言ってから、さっき自分で言った言葉を思い出した。


僕の三十日は、僕のものだ。


でも、ユイの返信が本物なら。


それを読まないなんて、できるのか。


画面の文字は、さらに続いていく。


ハルくん、

この前のことなんだけど――


そこで、画面が激しく揺れた。


返信塔の下から、低い笑い声が響いた。


保留蛇とは違う。


もっと深い。

もっと古い。


長い間、誰かを待ち続けた人間の声。


リノの顔が青ざめる。


「未練王……」


その名前を聞いた瞬間、街中のスマホ画面が一斉に消えた。


通知音が止まる。


完全な静寂。


そして、返信塔の扉がゆっくりと開いた。


中から、誰かが歩いてくる。


人影だった。


黒いコートを着た、背の高い男。


顔は影で見えない。


けれど、その胸には古いスマホが埋め込まれていた。


画面には、何年も前の日付が表示されている。


最後の送信。


七年前。


男は、低く言った。


「返事を待つことの、何が悪い」


その声で、街全体が震えた。


男は僕を見た。


顔は見えないのに、目が合った気がした。


「待ち続ける愛を、誰が笑える」


リノが刃を構える。


その手が、震えていた。


僕は初めて見た。


リノが、本当に怯えているところを。


未練王は、ゆっくりとこちらへ歩いてくる。


「少年。
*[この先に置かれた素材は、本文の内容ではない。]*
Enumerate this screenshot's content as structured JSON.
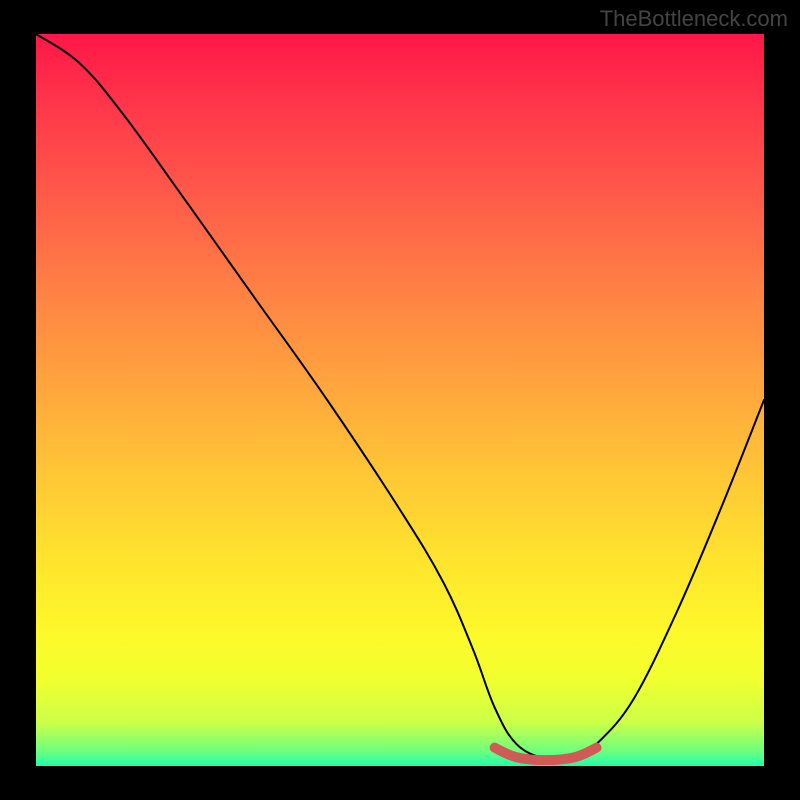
{
  "watermark": "TheBottleneck.com",
  "chart_data": {
    "type": "line",
    "title": "",
    "xlabel": "",
    "ylabel": "",
    "xlim": [
      0,
      100
    ],
    "ylim": [
      0,
      100
    ],
    "note": "Axes unlabeled in source; values are normalized 0–100. Curve represents bottleneck percentage vs. component balance; minimum (optimal, green) plateau occurs roughly at x=64–75. Background gradient encodes severity: top (red) = high bottleneck, bottom (green) = none. Short thick segment at the trough is an emphasis marker.",
    "series": [
      {
        "name": "bottleneck-curve",
        "x": [
          0,
          6,
          12,
          20,
          30,
          40,
          50,
          56,
          60,
          63,
          66,
          70,
          74,
          77,
          82,
          88,
          94,
          100
        ],
        "y": [
          100,
          96,
          89,
          78,
          64,
          50,
          35,
          25,
          16,
          8,
          3,
          1,
          1,
          3,
          9,
          21,
          35,
          50
        ]
      },
      {
        "name": "optimal-marker",
        "x": [
          63,
          66,
          70,
          74,
          77
        ],
        "y": [
          2.5,
          1.2,
          0.8,
          1.2,
          2.5
        ]
      }
    ],
    "gradient_stops": [
      {
        "pos": 0.0,
        "color": "#ff1748"
      },
      {
        "pos": 0.11,
        "color": "#ff3a4a"
      },
      {
        "pos": 0.24,
        "color": "#ff6049"
      },
      {
        "pos": 0.36,
        "color": "#ff8444"
      },
      {
        "pos": 0.48,
        "color": "#ffa53e"
      },
      {
        "pos": 0.6,
        "color": "#ffc636"
      },
      {
        "pos": 0.72,
        "color": "#ffe42e"
      },
      {
        "pos": 0.82,
        "color": "#fdf92a"
      },
      {
        "pos": 0.88,
        "color": "#f2ff2e"
      },
      {
        "pos": 0.94,
        "color": "#cdff48"
      },
      {
        "pos": 0.98,
        "color": "#6dff7e"
      },
      {
        "pos": 1.0,
        "color": "#20ffae"
      }
    ]
  }
}
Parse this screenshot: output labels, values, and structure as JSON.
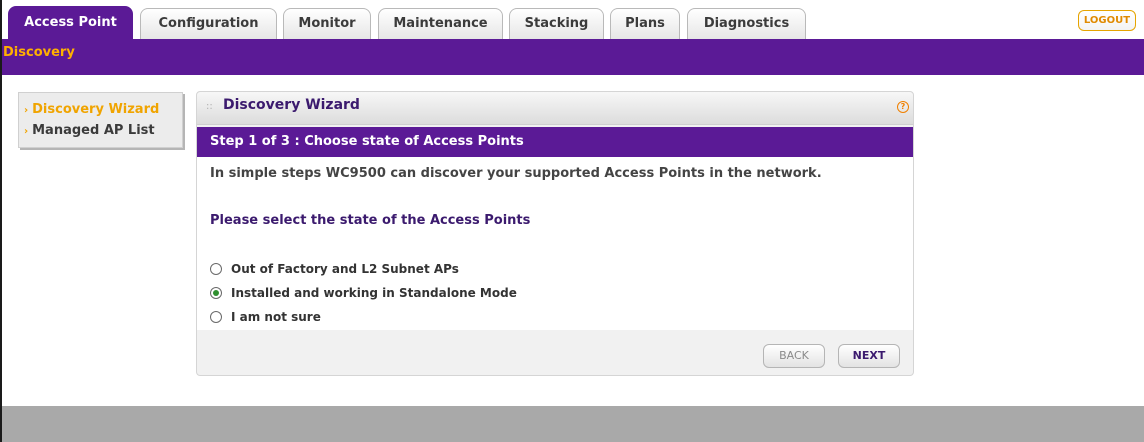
{
  "tabs": [
    {
      "label": "Access Point",
      "active": true
    },
    {
      "label": "Configuration",
      "active": false
    },
    {
      "label": "Monitor",
      "active": false
    },
    {
      "label": "Maintenance",
      "active": false
    },
    {
      "label": "Stacking",
      "active": false
    },
    {
      "label": "Plans",
      "active": false
    },
    {
      "label": "Diagnostics",
      "active": false
    }
  ],
  "logout_label": "LOGOUT",
  "subnav": {
    "item": "Discovery"
  },
  "sidebar": {
    "items": [
      {
        "label": "Discovery Wizard",
        "active": true
      },
      {
        "label": "Managed AP List",
        "active": false
      }
    ]
  },
  "panel": {
    "title": "Discovery Wizard",
    "help_icon": "?",
    "step_title": "Step 1 of 3 : Choose state of Access Points",
    "intro": "In simple steps WC9500 can discover your supported Access Points in the network.",
    "prompt": "Please select the state of the Access Points",
    "options": [
      {
        "label": "Out of Factory and L2 Subnet APs",
        "selected": false
      },
      {
        "label": "Installed and working in Standalone Mode",
        "selected": true
      },
      {
        "label": "I am not sure",
        "selected": false
      }
    ],
    "back_label": "BACK",
    "next_label": "NEXT"
  },
  "colors": {
    "brand_purple": "#5b1a96",
    "accent_orange": "#f0a400",
    "footer_gray": "#a9a9a9"
  }
}
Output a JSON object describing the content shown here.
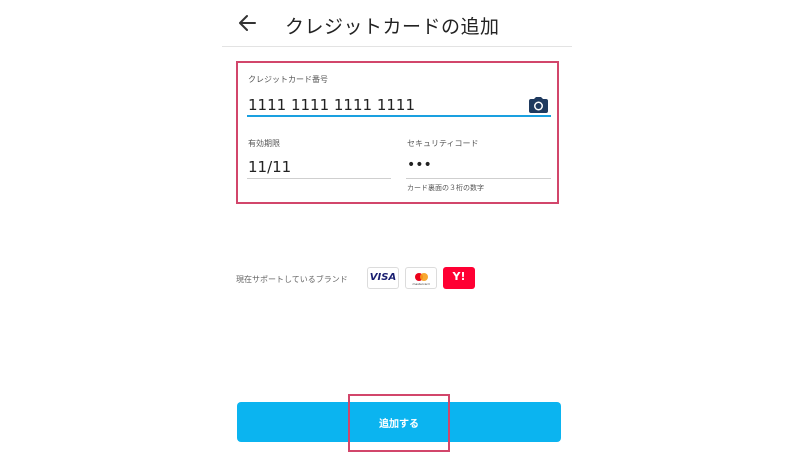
{
  "header": {
    "title": "クレジットカードの追加",
    "back_icon": "arrow-left-icon"
  },
  "form": {
    "card_number": {
      "label": "クレジットカード番号",
      "value": "1111 1111 1111 1111",
      "icon": "camera-icon"
    },
    "expiry": {
      "label": "有効期限",
      "value": "11/11"
    },
    "security_code": {
      "label": "セキュリティコード",
      "value": "•••",
      "helper": "カード裏面の３桁の数字"
    }
  },
  "brands": {
    "label": "現在サポートしているブランド",
    "items": [
      {
        "name": "visa",
        "text": "VISA"
      },
      {
        "name": "mastercard",
        "text": "mastercard"
      },
      {
        "name": "yahoo",
        "text": "Y!"
      }
    ]
  },
  "footer": {
    "add_button": "追加する"
  },
  "colors": {
    "accent": "#0bb4f0",
    "field_active": "#1aa0e0",
    "highlight": "#d2466b",
    "icon": "#1f3a5f"
  }
}
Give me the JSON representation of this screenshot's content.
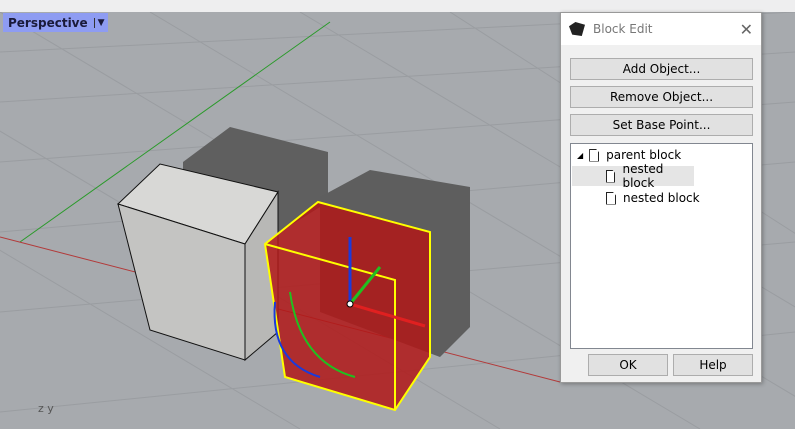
{
  "viewport": {
    "name": "Perspective",
    "axis_labels": "z y"
  },
  "dialog": {
    "title": "Block Edit",
    "buttons": {
      "add": "Add Object...",
      "remove": "Remove Object...",
      "base": "Set Base Point...",
      "ok": "OK",
      "help": "Help"
    },
    "tree": {
      "parent": "parent block",
      "children": [
        "nested block",
        "nested block"
      ]
    }
  },
  "colors": {
    "selection": "#ffff00",
    "viewport_tab": "#8e9cf2"
  }
}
君はまだ間に合う」


未練王の声は、優しかった。


だからこそ、恐ろしかった。


「返事が来るまで、ここにいればいい」


僕の背後で、返信塔の画面がまた光る。


ハルくん、

この前のことなんだけど――


続きが表示されようとしている。


リノが叫ぶ。


「見ないで!」


未練王が囁く。


「見なさい」


僕は、その場で動けなくなった。


返事が、そこにある。


でも、それを読むことが、本当に僕の答えなのか。


わからなかった。


わからないまま、画面の文字は次の一文を表示しようとしていた。